Bilindiği gibi bu tür lobilerin asıl hedefi çocuklardır. Bu sebeple bu lobiler, çalışmaların yoğunluğunu çocuklar üzerinden programlayıp gelecek kuşaklara daha rahat aktarmayı hedeflemektedirler. Toplumda büyük bir kesim bu söylemlerimi çok ütopik görebilir. Fakat artık onları ikna etmekle uğraşacak zamanım yok. Çaba göstereceğim tek husus benin gibi bu davayı özümseyen kardeşlerimle yola devam etmektir. Nasibi olan bu onurlu yolda yürüyecektir.
Buyurun başlayalım;
Genel olarak anlaşılması gereken en temel husus şudur; bir haktan bahsedebilmek için öncelikle bu hakkın yasalarda düzenlenmiş olması gerekir. Ya da bu hakkın bir örf adet kuralı haline gelmiş ve toplumca benimsenmiş olması gerekir. Fakat yasalarda düzenlenmiş bir hakkın örf adet kurallarında benimsenmemiş olması, belli bir takım sorunların yaşanmasına sebep olabilir. Çünkü bir taraftan hak olduğu savunulurken diğer taraftan da suç olduğu benimsenmişse bu defa yasa koyucuların bu karmaşaya çözüm üretmesi gerekir. İşte günümüzde de yasalarda her hangi bir sınırlama olmadığı için LGBT lobileri istedikleri gibi faaliyetlerini hayata geçirebilmektedir. Fakat topluma yerleşmiş örf ve adet kurallarında bu tür yapılanmalar kabul görmediğinden tepkiler de buna bağlı olarak gün gün artmaktadır. Bir çok şehirde onur yürüyüşü adı altında LGBT lobileri yürüyüşler yapmış ve toplumun bu yönde dikkatini çekerek kabul görme çabasına girmiştir. Tabi bazı vicdanlı ve duyarlı valiler bu tarz yürüyüşleri ahlaka ve toplum düzenine aykırılıktan iptal etmiştir. Bu lobiler tepkilere rağmen varlığını sürdürmeye ve bir çok alanda kendini göstermeye devam etmiştir.

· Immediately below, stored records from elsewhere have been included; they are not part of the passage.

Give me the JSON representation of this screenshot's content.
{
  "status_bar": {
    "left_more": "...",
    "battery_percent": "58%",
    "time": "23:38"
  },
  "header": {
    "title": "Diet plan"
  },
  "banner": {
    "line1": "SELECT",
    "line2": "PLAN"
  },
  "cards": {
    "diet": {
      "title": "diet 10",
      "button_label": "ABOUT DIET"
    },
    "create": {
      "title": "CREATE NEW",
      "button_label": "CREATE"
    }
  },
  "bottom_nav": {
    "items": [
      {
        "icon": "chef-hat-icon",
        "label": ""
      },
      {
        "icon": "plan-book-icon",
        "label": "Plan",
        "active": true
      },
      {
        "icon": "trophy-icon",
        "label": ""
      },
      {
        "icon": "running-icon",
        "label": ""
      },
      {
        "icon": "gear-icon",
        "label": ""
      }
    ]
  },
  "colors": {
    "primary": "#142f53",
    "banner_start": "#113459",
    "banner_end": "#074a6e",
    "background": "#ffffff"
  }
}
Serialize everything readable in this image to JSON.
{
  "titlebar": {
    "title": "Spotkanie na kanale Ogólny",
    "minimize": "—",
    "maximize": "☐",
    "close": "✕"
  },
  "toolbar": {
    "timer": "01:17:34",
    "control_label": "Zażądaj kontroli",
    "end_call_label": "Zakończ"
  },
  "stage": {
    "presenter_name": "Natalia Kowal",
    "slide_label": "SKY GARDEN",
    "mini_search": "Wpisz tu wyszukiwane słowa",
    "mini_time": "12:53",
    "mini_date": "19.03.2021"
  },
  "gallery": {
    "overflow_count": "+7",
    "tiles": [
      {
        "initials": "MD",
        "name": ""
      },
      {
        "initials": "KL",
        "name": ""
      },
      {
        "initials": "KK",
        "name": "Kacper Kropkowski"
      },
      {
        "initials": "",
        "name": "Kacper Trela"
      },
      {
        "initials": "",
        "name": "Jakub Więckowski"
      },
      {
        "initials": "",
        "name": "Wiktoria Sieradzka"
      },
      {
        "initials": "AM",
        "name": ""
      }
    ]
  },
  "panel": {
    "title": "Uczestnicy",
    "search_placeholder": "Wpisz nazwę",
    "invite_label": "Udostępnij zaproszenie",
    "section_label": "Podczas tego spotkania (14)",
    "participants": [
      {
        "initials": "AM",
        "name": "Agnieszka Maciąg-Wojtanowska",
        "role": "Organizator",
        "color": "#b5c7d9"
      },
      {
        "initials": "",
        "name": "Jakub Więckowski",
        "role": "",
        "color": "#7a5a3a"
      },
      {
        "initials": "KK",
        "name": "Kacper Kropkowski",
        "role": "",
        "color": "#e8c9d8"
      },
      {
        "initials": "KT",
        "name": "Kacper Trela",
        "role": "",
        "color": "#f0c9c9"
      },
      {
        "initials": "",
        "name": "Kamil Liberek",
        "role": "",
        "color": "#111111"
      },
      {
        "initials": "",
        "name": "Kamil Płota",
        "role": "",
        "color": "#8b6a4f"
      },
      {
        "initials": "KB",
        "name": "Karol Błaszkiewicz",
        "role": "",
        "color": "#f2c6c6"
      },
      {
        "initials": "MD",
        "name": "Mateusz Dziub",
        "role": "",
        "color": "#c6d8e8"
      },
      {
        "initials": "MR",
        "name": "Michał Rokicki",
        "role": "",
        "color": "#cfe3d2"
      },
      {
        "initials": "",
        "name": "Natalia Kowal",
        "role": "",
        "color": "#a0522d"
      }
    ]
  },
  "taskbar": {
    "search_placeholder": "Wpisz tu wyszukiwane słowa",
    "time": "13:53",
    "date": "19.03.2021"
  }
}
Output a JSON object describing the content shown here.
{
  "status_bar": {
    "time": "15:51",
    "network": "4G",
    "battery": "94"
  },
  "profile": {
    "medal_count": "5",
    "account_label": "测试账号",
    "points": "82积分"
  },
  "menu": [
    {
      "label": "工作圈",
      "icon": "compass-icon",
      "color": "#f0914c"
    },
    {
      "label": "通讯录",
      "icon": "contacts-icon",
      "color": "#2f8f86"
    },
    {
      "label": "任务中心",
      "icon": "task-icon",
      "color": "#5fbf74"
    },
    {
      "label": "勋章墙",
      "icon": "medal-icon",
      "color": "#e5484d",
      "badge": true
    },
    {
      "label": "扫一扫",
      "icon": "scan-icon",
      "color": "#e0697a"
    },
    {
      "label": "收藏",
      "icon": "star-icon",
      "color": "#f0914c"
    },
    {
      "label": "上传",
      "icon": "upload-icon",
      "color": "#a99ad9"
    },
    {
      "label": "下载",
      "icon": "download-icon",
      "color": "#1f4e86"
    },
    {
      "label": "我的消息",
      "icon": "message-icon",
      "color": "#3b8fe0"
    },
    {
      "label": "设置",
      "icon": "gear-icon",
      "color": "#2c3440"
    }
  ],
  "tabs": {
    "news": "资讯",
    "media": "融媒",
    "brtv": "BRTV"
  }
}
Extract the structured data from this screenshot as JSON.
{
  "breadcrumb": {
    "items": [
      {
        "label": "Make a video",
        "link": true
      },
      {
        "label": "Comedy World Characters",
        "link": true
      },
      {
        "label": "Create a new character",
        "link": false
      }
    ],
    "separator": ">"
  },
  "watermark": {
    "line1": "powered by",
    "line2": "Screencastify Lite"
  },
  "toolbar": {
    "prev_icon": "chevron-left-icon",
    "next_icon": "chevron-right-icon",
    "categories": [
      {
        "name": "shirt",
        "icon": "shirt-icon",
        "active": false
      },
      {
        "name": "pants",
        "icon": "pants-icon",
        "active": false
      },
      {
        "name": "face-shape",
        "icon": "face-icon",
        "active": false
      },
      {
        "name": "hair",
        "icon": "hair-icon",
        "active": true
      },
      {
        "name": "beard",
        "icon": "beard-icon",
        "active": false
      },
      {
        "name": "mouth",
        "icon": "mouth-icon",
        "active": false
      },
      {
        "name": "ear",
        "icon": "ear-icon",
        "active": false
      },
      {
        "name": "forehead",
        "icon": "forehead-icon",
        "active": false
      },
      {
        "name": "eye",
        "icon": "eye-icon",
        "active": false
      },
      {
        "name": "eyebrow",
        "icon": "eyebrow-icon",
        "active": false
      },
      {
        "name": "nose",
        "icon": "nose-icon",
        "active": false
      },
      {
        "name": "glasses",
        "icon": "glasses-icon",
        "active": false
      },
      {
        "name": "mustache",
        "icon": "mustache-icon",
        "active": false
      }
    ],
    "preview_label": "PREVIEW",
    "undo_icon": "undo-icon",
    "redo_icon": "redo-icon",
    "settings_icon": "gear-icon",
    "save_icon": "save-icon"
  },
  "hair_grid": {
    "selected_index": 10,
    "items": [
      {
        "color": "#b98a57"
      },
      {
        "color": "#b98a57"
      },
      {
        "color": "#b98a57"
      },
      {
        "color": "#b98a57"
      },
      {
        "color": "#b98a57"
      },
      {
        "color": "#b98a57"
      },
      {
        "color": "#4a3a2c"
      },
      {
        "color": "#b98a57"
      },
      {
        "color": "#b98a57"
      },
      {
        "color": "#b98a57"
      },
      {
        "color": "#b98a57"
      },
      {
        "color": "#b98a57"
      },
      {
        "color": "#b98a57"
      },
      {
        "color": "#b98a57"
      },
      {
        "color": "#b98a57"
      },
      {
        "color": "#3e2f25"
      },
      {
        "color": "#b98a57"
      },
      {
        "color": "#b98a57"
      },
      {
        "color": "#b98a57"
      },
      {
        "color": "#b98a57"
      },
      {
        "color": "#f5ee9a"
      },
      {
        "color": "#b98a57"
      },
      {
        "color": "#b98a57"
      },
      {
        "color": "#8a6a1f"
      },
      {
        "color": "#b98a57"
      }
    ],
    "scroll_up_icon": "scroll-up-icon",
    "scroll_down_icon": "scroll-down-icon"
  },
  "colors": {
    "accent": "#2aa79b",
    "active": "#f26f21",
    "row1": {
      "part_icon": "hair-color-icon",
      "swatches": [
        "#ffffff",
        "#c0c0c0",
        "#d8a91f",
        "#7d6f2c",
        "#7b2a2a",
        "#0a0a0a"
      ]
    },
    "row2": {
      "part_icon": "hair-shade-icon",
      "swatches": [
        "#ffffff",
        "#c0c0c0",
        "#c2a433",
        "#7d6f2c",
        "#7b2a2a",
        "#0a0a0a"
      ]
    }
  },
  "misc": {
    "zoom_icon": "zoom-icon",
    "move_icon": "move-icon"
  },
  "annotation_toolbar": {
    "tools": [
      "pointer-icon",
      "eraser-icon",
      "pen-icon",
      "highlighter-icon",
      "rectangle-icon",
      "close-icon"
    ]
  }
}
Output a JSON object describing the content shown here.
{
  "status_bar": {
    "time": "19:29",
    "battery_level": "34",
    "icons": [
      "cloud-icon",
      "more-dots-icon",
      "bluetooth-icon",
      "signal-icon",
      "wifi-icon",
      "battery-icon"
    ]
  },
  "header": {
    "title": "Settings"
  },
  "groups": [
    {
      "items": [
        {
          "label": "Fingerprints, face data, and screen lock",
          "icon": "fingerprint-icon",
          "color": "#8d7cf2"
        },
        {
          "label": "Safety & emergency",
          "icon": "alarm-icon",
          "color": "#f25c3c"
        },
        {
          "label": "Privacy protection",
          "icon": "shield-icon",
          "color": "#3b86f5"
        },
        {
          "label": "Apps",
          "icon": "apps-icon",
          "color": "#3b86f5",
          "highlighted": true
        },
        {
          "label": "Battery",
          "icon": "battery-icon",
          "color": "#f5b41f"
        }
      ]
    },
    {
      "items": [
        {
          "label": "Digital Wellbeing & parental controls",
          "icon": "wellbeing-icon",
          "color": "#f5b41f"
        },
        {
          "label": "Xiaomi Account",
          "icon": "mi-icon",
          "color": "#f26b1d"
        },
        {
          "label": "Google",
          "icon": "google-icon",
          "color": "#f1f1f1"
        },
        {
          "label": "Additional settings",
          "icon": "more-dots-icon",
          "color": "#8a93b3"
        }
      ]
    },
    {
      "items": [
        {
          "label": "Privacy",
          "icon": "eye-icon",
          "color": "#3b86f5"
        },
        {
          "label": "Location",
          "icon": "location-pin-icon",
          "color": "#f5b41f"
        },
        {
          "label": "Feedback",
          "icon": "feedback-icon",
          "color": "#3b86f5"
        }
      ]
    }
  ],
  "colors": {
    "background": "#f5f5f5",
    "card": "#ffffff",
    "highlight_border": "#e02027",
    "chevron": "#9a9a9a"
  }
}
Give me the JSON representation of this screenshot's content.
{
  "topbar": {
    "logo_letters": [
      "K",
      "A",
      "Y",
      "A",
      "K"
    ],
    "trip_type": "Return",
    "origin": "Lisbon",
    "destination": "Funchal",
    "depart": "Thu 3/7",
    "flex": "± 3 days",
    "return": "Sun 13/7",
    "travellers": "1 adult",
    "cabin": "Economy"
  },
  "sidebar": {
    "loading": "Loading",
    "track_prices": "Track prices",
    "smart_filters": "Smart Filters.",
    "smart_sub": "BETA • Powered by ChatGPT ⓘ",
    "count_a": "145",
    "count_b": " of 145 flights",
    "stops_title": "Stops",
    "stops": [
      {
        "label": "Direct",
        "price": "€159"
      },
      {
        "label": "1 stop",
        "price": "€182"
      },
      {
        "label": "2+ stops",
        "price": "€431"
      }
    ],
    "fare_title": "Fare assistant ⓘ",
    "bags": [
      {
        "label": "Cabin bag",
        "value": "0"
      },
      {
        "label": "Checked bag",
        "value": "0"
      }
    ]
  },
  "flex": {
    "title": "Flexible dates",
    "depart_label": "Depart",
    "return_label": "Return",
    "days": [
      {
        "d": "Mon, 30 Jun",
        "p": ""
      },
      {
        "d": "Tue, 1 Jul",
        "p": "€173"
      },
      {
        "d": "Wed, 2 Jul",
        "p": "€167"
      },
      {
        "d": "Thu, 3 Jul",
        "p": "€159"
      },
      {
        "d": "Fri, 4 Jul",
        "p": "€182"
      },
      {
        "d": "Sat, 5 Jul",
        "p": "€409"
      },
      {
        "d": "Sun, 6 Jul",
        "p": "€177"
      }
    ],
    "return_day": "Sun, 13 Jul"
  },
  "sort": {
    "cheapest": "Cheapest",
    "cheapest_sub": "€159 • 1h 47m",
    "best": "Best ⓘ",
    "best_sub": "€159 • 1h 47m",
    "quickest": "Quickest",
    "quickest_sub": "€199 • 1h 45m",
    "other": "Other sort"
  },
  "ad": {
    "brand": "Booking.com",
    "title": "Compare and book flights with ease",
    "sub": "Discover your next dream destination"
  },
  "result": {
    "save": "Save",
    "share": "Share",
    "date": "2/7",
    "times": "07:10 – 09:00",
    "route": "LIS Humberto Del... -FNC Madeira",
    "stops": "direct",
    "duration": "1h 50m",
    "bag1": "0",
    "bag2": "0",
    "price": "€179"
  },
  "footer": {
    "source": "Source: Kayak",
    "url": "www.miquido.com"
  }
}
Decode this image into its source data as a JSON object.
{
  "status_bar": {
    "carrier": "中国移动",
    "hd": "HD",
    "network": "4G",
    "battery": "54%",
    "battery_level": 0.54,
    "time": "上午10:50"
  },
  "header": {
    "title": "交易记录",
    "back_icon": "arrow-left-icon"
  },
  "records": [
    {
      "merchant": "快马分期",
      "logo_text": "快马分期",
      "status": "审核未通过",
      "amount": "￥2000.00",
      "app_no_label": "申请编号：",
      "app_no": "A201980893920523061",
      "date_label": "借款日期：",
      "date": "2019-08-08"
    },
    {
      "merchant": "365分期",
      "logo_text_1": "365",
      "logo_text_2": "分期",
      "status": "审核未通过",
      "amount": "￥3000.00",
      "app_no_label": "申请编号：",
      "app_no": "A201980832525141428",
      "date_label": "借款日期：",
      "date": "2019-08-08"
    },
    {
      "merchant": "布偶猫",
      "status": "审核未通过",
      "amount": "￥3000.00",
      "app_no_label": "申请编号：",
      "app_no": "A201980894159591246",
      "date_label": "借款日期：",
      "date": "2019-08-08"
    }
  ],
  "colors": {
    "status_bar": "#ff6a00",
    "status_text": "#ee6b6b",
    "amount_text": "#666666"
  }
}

Bu yapılanmaların yasal zemine oturtulduğu ve kolay bir şekilde lobileşmelerini sağlamaları İstanbul Sözleşmesi’yle başladığını söyleyebiliriz. Özellikle İstanbul Sözleşmesi’nde (sözleşme, İstanbul’da yapıldığı için bu ismi almıştır fakat asıl adı; Kadınlara Yönelik Şiddet ve Aile İçi Şiddetin Önlenmesi ve Bunlarla Mücadeleye İlişkin Avrupa Konseyi Sözleşmesi’dir) açıkça 4.maddede temel haklar şu şekilde sıralanmıştır;
…Taraflar bu Sözleşme hükümlerinin, özellikle de mağdurların haklarını korumaya yönelik tedbirlerin, cinsiyet, toplumsal cinsiyet, ırk, renk, dil, din, siyasi veya başka tür görüş, ulusal veya sosyal köken, bir ulusal azınlıkla bağlantılı olma, mülk, doğum, cinsel yönelim, toplumsal cinsiyet kimliği, sağlık durumu, engellilik, medeni hal, göçmen veya mülteci statüsü veya başka bir statü gibi, herhangi bir temele dayalı olarak ayrımcılık yapılmaksızın uygulanmasını temin edeceklerdir.
Türkiye, 11 Mayıs 2011'de Sözleşmeyi ilk imzalayan ve 24 Kasım 2011'de parlamentosunda onaylayan ilk ülke olmuştur. Onay belgesi 14 Mart 2012 tarihinde Avrupa Konseyi Genel Sekreterliğine iletildi. 20 Mart 2021 tarihinde Resmî Gazetede yayımlanan 3718 sayılı cumhurbaşkanı kararı sonucunda Cumhurbaşkanı Recep Tayyip Erdoğan tarafından sözleşmenin feshedilmesine karar verildi. Bu bağlamda Türkiye, 1 Temmuz 2021 tarihinde sözleşmeden resmen çekilmiş oldu.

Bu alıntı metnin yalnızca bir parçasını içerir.